Given an $n \times n$ matrix $A$, how do I determine whether there exists an $X$ such that $K_{XX} = A$ ? I'm asking about both the case where the elements of $X$ are constrained to be independent and the case where the elments of $X$ are not constrained to be independent.

Paraphrasing a bit from Wikipedia, let $X' = X - \text{E}[X]$ and $Y' = Y - \text{E}[Y]$ .

$$ K_{XY} \;\; \stackrel{\text{def}}{=} \;\; \text{E}[X'(Y'^T)] $$

which means:

$$ K_{XX} \;\; \stackrel{\text{def}}{=} \;\; \text{E}[X'(X'^T)] $$

Which I think means that the $ij$th entry looks like this:

$$ (K_{XX})_{ij} \;\;\stackrel{\text{def}}{=}\;\; \text{E}[X'X']_{ij} $$

And this is where I get stuck.
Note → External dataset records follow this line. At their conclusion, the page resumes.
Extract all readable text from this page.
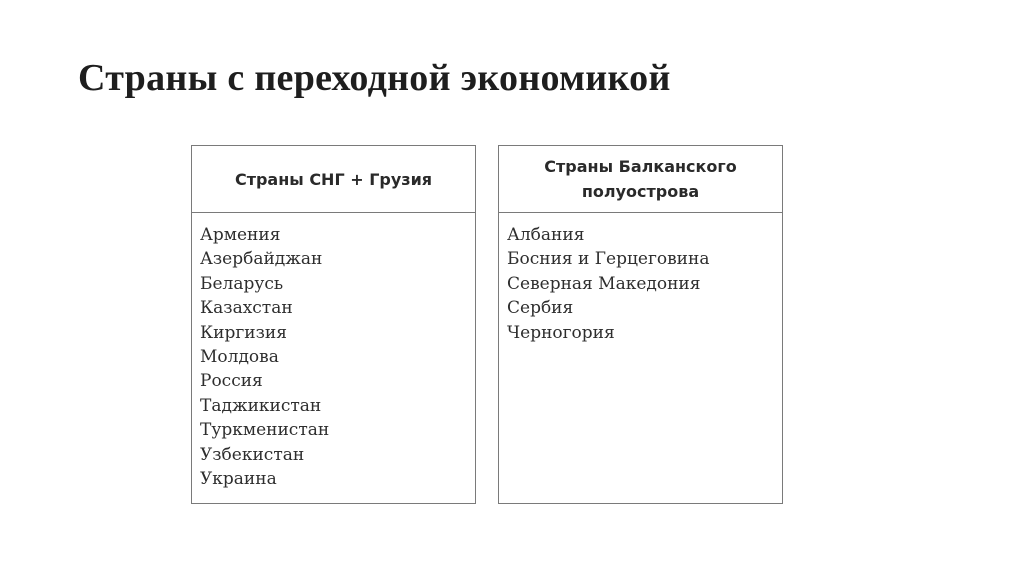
Страны с переходной экономикой
Страны СНГ + Грузия
Армения
Азербайджан
Беларусь
Казахстан
Киргизия
Молдова
Россия
Таджикистан
Туркменистан
Узбекистан
Украина
Страны Балканского полуострова
Албания
Босния и Герцеговина
Северная Македония
Сербия
Черногория
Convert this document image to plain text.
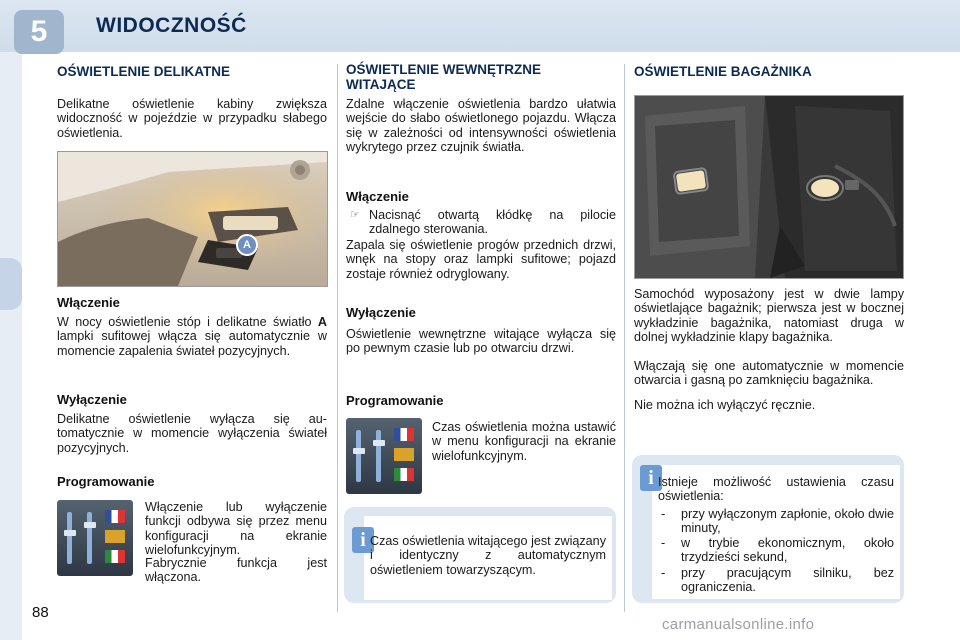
5	WIDOCZNOŚĆ
OŚWIETLENIE DELIKATNE
Delikatne oświetlenie kabiny zwiększa widoczność w pojeździe w przypadku słabego oświetlenia.
A
Włączenie
W nocy oświetlenie stóp i delikatne światło A lampki sufitowej włącza się automatycznie w momencie zapalenia świateł pozycyjnych.
Wyłączenie
Delikatne oświetlenie wyłącza się automatycznie w momencie wyłączenia świateł pozycyjnych.
Programowanie
Włączenie lub wyłączenie funkcji odbywa się przez menu konfiguracji na ekranie wielofunkcyjnym.
Fabrycznie funkcja jest włączona.
OŚWIETLENIE WEWNĘTRZNE
WITAJĄCE
Zdalne włączenie oświetlenia bardzo ułatwia wejście do słabo oświetlonego pojazdu. Włącza się w zależności od intensywności oświetlenia wykrytego przez czujnik światła.
Włączenie
☞ Nacisnąć otwartą kłódkę na pilocie zdalnego sterowania.
Zapala się oświetlenie progów przednich drzwi, wnęk na stopy oraz lampki sufitowe; pojazd zostaje również odryglowany.
Wyłączenie
Oświetlenie wewnętrzne witające wyłącza się po pewnym czasie lub po otwarciu drzwi.
Programowanie
Czas oświetlenia można ustawić w menu konfiguracji na ekranie wielofunkcyjnym.
i Czas oświetlenia witającego jest związany i identyczny z automatycznym oświetleniem towarzyszącym.
OŚWIETLENIE BAGAŻNIKA
Samochód wyposażony jest w dwie lampy oświetlające bagażnik; pierwsza jest w bocznej wykładzinie bagażnika, natomiast druga w dolnej wykładzinie klapy bagażnika.
Włączają się one automatycznie w momencie otwarcia i gasną po zamknięciu bagażnika.
Nie można ich wyłączyć ręcznie.
i Istnieje możliwość ustawienia czasu oświetlenia:
- przy wyłączonym zapłonie, około dwie minuty,
- w trybie ekonomicznym, około trzydzieści sekund,
- przy pracującym silniku, bez ograniczenia.
88
carmanualsonline.info
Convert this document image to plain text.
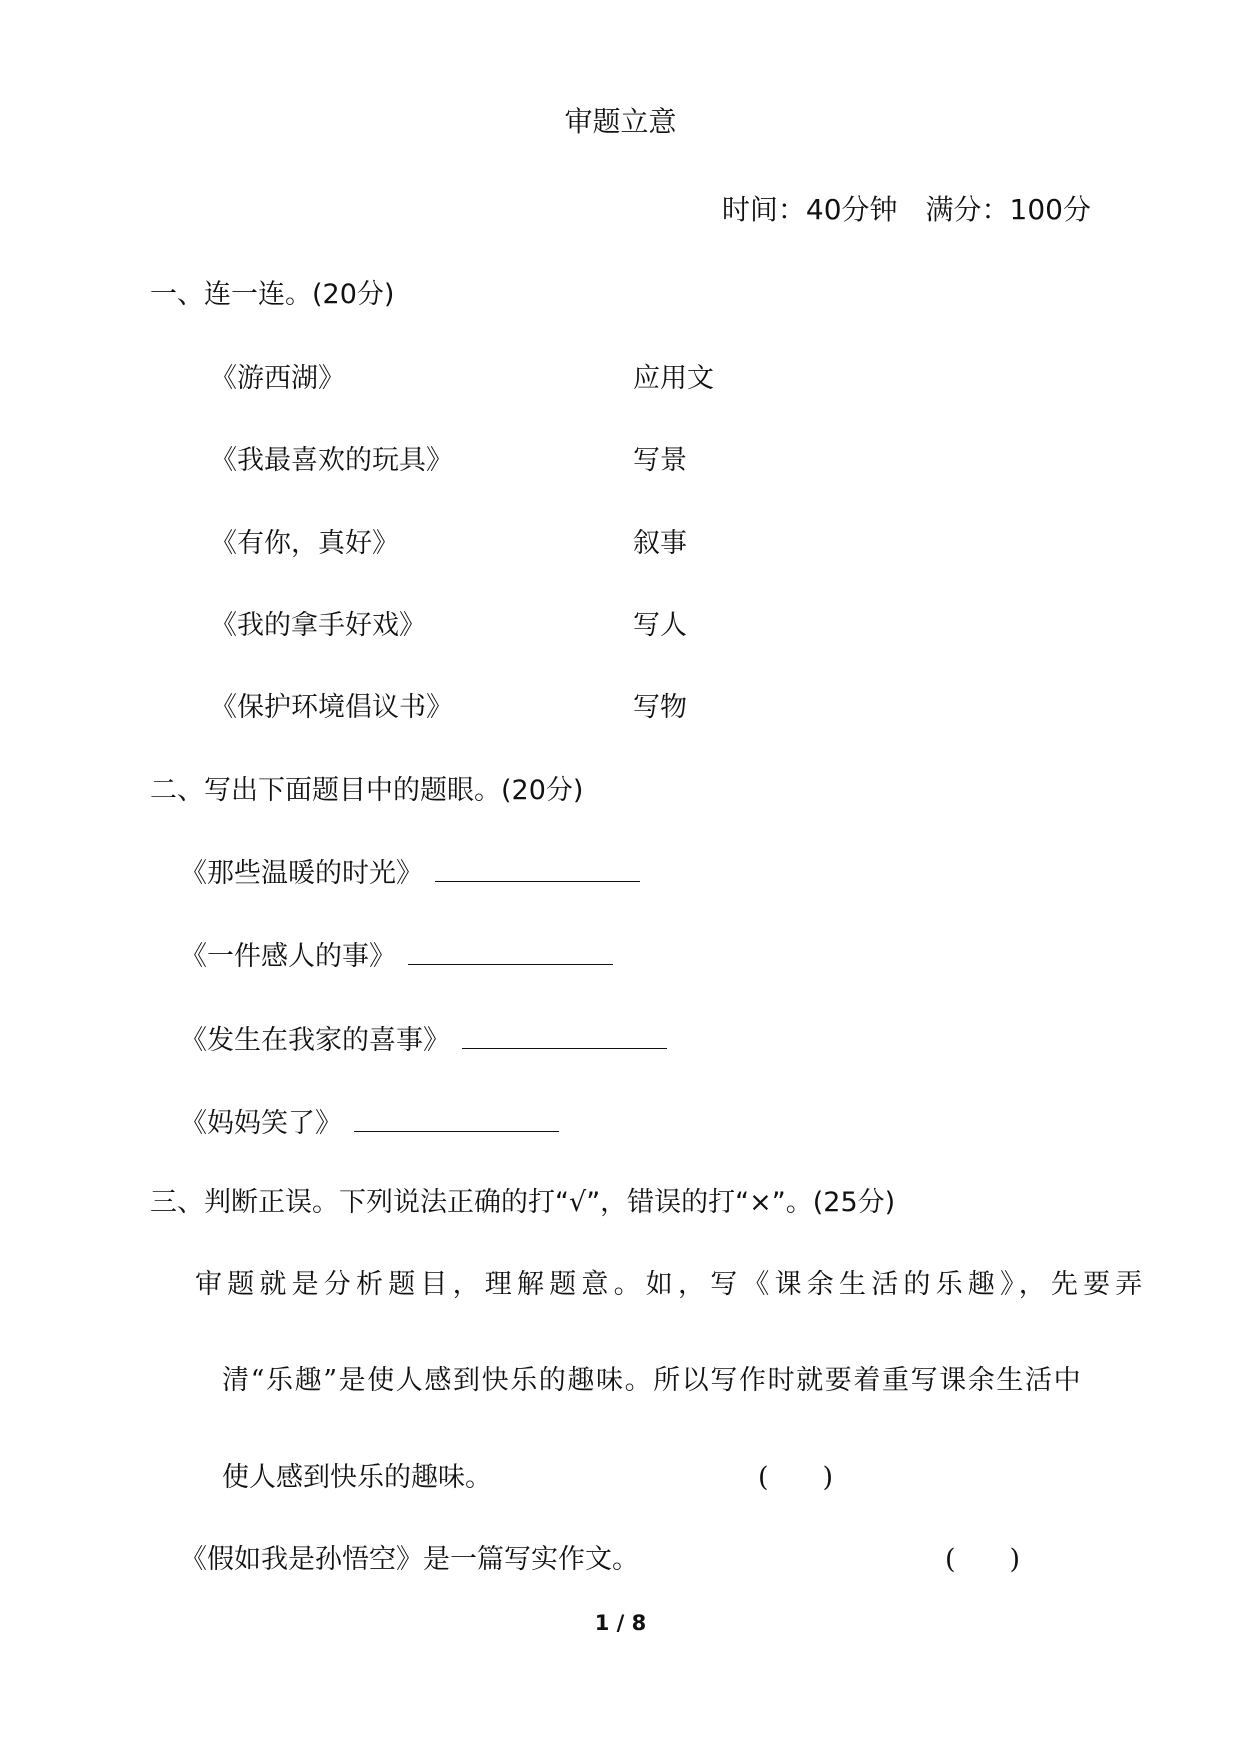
审题立意
时间：40分钟　满分：100分
一、连一连。(20分)
《游西湖》	应用文
《我最喜欢的玩具》	写景
《有你，真好》	叙事
《我的拿手好戏》	写人
《保护环境倡议书》	写物
二、写出下面题目中的题眼。(20分)
《那些温暖的时光》
《一件感人的事》
《发生在我家的喜事》
《妈妈笑了》
三、判断正误。下列说法正确的打“√”，错误的打“×”。(25分)
审题就是分析题目，理解题意。如，写《课余生活的乐趣》，先要弄
清“乐趣”是使人感到快乐的趣味。所以写作时就要着重写课余生活中
使人感到快乐的趣味。	(　　)
《假如我是孙悟空》是一篇写实作文。	(　　)
1 / 8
Since multiplication is commutative, in order for $A$ to be the covariance matrix of some column vector of random variables, it has to be symmetric.

However, as for actually working backwards and picking individual random variables inside $X'$ I'm stumped.

If I constrain each random variable in $X'$ to be independent, then I'm still picking a càdlàg CDF for each variable, up to the restriction that the mean is zero. That's a huge amount of freedom, so it seems like it should be possible to hit an arbitrary symmetric matrix $A$.

But that's just a vague intuition. I'm not sure how to break the problem down and prove it one way or the other.